Over the last fifty years the number of smokers in Europe has been declining, but more than 20 % of the adult population still smoke.
‘Policies to ban smoking in public places and general social norms have changed and we see smoking rates have declined, but it has been quite slow,’ said Professor Anton Kunst from the University of Amsterdam, the Netherlands. ‘If it continues at this speed, smoking will persist for many decades to come.’
Ability to quit
In recent years smoking has become concentrated in lower socio-economic areas where the ability to quit is harder due to financial and employment circumstances and the subsequent emotional stress. This in turn creates a spiral where following generations are regularly exposed to those who smoke. ‘It could show measurements of smokers’ brains.’ Prof. Panagiotis D. Bamidis, Aristotle University of Thessaloniki, Greece
‘It could show measurements of smokers’ brains.’
Prof. Panagiotis D. Bamidis, Aristotle University of Thessaloniki, Greece
‘Among people in lower socio-economic circles, smoking is much more common and that could be related to factors like more emotional problems and being exposed to smoking amongst friends and parents,’ said Prof. Kunst.
Prof. Kunst is the coordinator of the EU-funded SILNE-R project which is examining how anti-smoking policies in seven European cities affect the smoking behaviour of 16-year-olds. Through comparison, the project aims to use the data gathered to create better prevention programs.
‘Different countries and municipalities have different tobacco policies,’ said Prof. Kunst. ‘We want to understand why some policies are able to influence young people and why others are not.’

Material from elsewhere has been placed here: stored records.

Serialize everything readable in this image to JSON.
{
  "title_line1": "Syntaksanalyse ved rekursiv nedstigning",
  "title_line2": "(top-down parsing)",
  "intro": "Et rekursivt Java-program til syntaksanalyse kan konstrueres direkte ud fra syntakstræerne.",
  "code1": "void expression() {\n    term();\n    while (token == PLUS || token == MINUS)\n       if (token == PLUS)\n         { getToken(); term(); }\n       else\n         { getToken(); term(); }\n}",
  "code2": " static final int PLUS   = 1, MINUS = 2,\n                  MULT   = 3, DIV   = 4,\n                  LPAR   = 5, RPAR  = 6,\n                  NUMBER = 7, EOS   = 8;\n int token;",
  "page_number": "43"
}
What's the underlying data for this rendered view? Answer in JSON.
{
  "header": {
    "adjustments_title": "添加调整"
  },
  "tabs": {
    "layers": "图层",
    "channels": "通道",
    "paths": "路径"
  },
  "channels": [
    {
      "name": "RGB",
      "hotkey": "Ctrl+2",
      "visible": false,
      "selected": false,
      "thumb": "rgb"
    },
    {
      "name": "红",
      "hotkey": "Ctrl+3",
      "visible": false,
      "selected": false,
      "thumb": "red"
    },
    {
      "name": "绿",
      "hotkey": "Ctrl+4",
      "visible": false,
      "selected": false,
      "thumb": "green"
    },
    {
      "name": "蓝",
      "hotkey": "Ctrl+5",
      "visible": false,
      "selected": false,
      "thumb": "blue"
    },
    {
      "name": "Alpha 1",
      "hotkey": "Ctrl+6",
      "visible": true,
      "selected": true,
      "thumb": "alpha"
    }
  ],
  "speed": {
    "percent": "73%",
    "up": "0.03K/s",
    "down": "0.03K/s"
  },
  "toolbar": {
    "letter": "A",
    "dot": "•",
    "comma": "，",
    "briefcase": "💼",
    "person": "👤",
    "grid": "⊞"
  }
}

They have already looked at smoke-free policies in schools, which have revealed findings into youth smoking behaviour.
‘If you ban smoking from school premises it changes the way young people look at smoking and raises awareness of the health hazards,’ said Prof. Kunst.
But while these anti-smoking rules can protect some it could make matters worse for others.
‘Such policies may create peer groups that go out of school to smoke which reinforces the habit and attracts others to start smoking who just wanted to be part of the group,’ said Prof. Kunst.
Possible solutions are to ban smoking in places around schools or to discourage kids from leaving by offering more appealing activities like sports or hobby clubs.
At the end of the project in 2018, SILNE-R hopes to present policy makers with concrete suggestions on how to make anti-smoking policies more effective for young people. In the meantime, Prof. Kunst warns any young smoker not to overestimate their willpower.
‘Young people don’t see how addictive smoking can be and are very confident they will stop later in life,’ said Prof. Kunst. ‘They must be told that there is no silver bullet to quit, that they would need to try hard to stop and find help where they can.’